Introduction to Knowledge Engineering
Every rule-based system is concerned with some subset of all the world's collected knowledge. This subset is called the domain of the system. The process of collecting information about a domain for use in a rule-based system is called knowledge engineering, and people who do this for a living are called knowledge engineers. On small projects, the programmers themselves might do all the knowledge engineering, whereas very large projects might include a team of dedicated knowledge engineers.
Professional knowledge engineers may have degrees in a range of disciplines: obvious ones like computer science or psychology, and domain-related ones like physics, chemistry, or mathematics. Obviously, it helps if the knowledge engineer knows a lot about rule-based systems, although she doesn't have to be a programmer.
A good knowledge engineer has to be a jack of all trades, because knowledge engineering is really just learning-the knowledge engineer must learn a lot about the domain in which the proposed system will operate. A knowledge engineer doesn't need to become an expert, although that sometimes happens. But the knowledge engineer does have to learn something about the topic. In general, this information will include:
The knowledge engineer can use many potential sources of information to research these points. Broadly, though, there are two: interviews and desk research. In the rest of this section, we'll look at techniques for mining each of these information sources to gather the four categories of information we just listed.
Where Do You Start?
When you're starting on a new knowledge engineering endeavor, it can be difficult to decide what to do first. Knowledge engineering is an iterative process. You usually can't make a road map in advance; instead you feel your way along, adjusting your course as you go. As the saying goes, though, a journey of a thousand miles begins with a single step, and taking that first step can be hard.

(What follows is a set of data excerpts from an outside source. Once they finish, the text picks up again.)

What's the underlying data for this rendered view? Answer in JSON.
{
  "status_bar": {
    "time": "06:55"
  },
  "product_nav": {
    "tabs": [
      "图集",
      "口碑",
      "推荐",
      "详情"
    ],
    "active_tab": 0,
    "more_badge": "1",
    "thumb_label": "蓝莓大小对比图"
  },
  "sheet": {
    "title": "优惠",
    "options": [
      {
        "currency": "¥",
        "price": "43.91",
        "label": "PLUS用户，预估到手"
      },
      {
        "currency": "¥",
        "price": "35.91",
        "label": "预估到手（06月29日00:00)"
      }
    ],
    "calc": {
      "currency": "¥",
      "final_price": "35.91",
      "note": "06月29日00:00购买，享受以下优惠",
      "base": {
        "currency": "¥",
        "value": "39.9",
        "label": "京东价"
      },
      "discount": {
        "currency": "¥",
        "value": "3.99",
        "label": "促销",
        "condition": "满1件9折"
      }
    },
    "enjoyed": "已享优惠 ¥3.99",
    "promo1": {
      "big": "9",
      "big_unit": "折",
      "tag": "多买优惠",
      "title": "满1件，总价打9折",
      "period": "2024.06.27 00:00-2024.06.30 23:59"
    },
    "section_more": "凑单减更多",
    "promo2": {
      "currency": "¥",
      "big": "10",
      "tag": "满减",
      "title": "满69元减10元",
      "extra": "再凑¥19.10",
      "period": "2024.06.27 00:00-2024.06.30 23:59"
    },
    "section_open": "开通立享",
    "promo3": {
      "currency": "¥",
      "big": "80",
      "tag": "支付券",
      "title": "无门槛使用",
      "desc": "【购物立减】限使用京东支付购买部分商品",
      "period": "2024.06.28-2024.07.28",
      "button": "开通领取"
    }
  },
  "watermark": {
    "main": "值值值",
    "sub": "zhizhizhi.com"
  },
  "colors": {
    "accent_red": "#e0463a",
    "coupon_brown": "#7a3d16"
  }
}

With most projects, you should first talk to the customers-the people who are paying you to write the system. Find out what their needs are and what resources they can make available. This isn't knowledge engineering per se, but requirements engineering-part of planning any software project. But the customer might point you to particular sources of technical information and help you plan your approach to knowledge engineering. After talking to the customers, you should have a rough idea of what the system should do and how long development is expected to take.

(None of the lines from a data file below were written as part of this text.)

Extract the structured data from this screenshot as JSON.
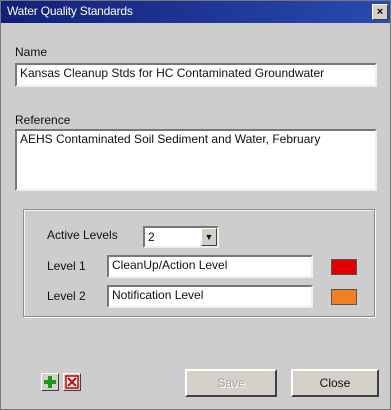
{
  "window": {
    "title": "Water Quality Standards"
  },
  "name": {
    "label": "Name",
    "value": "Kansas Cleanup Stds for HC Contaminated Groundwater"
  },
  "reference": {
    "label": "Reference",
    "value": "AEHS Contaminated Soil Sediment and Water, February"
  },
  "levels": {
    "active_label": "Active Levels",
    "active_value": "2",
    "items": [
      {
        "label": "Level 1",
        "value": "CleanUp/Action Level",
        "color": "#e00000"
      },
      {
        "label": "Level 2",
        "value": "Notification Level",
        "color": "#f08020"
      }
    ]
  },
  "buttons": {
    "save": "Save",
    "close": "Close"
  },
  "icons": {
    "add": "plus-icon",
    "delete": "delete-icon"
  },
  "colors": {
    "titlebar": "#11207a",
    "add_green": "#1a9a1a",
    "delete_red": "#cc0000"
  }
}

Next, it's best to seek out general resources you can use to learn about the fundamentals of the domain and do a bit of self-study. Being at least vaguely familiar with the jargon and fundamental concepts in the domain will let you avoid wasting the time of people you interview later. You should learn enough about the fundamentals to have a rough idea of what kinds of knowledge the system will need to have.
Once you've developed an understanding of the basics, you're ready to begin the iterative process. Based on your initial research, write down a list of questions about the domain, which, if answered, would provide knowledge in the areas you previously identified. Seek out a cooperative subject-matter expert, briefly explain the project to him, and ask him the questions (often the customer will provide the expert; otherwise they should pay the expert a consulting fee to work with you). Usually the answers will lead to more questions.

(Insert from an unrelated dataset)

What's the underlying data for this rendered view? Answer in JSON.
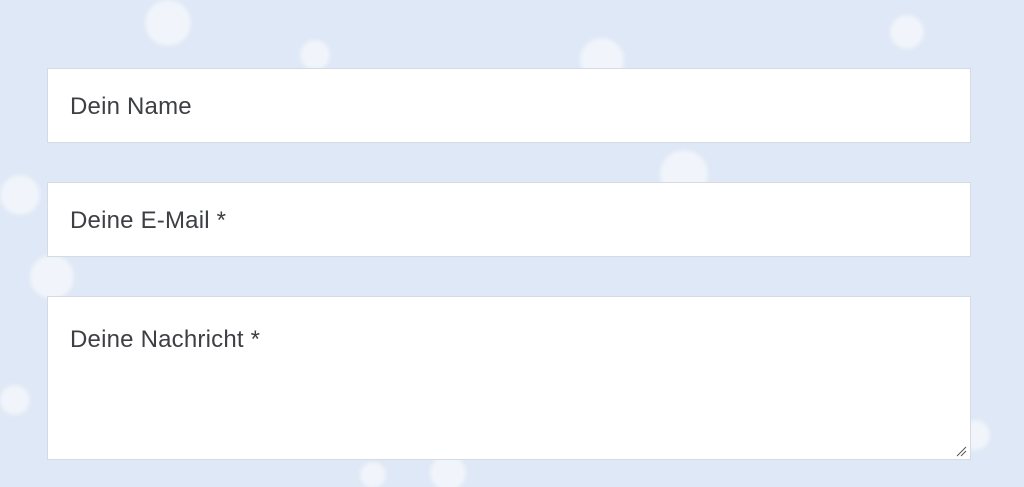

After the initial interview, you can try to organize the information you've gathered into some kind of structure-perhaps a written outline or a flow chart. As you do this, you can begin to look for what might turn out to be individual rules. For the income tax forms advisor, an individual rule you might encounter early in the process would be:
filing status is "single" and
user made less than $50000
recommend the user file Form 1040EZ
Buy a stack of white index cards and write each potential rule on one side of an individual card. Use pencil so you can make changes easily. The cards are useful because they let you group the rules according to function, required inputs, or other criteria. When you have a stack of 100 cards or more, the utility becomes obvious. You can use the reverse sides of the cards to record issues regarding each rule. This stack of cards might be the final product of knowledge engineering, or the cards' contents might be turned into a report. The cards themselves are often the most useful format, though.
After organizing the new knowledge on index cards, you may see obvious gaps that require additional information. Develop a new set of interview questions and meet with the expert again. The appropriate number of iterations depends on the complexity of the system.
Knowledge engineering doesn't necessarily end when development begins. After an initial version of a system is available, the expert should try it out as a user and offer advice to correct its performance. If possible, a prototype of the system should be presented to the expert at every interview-except perhaps the first one.
Likewise, development needn't be deferred until knowledge engineering is complete. For many small projects, the knowledge engineer is one of the developers, and in this case you may be able to dispense with the cards and simply encode the knowledge you collect directly into a prototype system.
People are the best source of information about the requirements for a system. Many projects have requirements documents: written descriptions of how a proposed system should behave. Despite the best intentions, such documents rarely capture the expectations for a system in enough detail to allow the system to be implemented. Often, you can get the missing details only by talking to stakeholders: the customers and potential users of the system.
People can also direct you to books, web sites, and other people who will help you learn about the problem domain. These days it's common to suffer from information overload when you try to research a topic-there are so many conflicting resources available that it's hard to know what information to believe. The stakeholders in the system can tell you which resources they trust and which ones they don't.
If you find conflicting information among otherwise trustworthy references
during your research, or hear conflicting statements during interviews, don't
be afraid to ask for clarification. You'll need a strategy for resolving conflicts
that hinge on matters of
opinion. Sometimes you can do this by picking a specific person as the ultimate arbiter. Other times, especially on larger projects, it's appropriate to hold meetings to get the stakeholders to make decisions in a group setting.
Created: March 27, 2003
Revised: August 6, 2003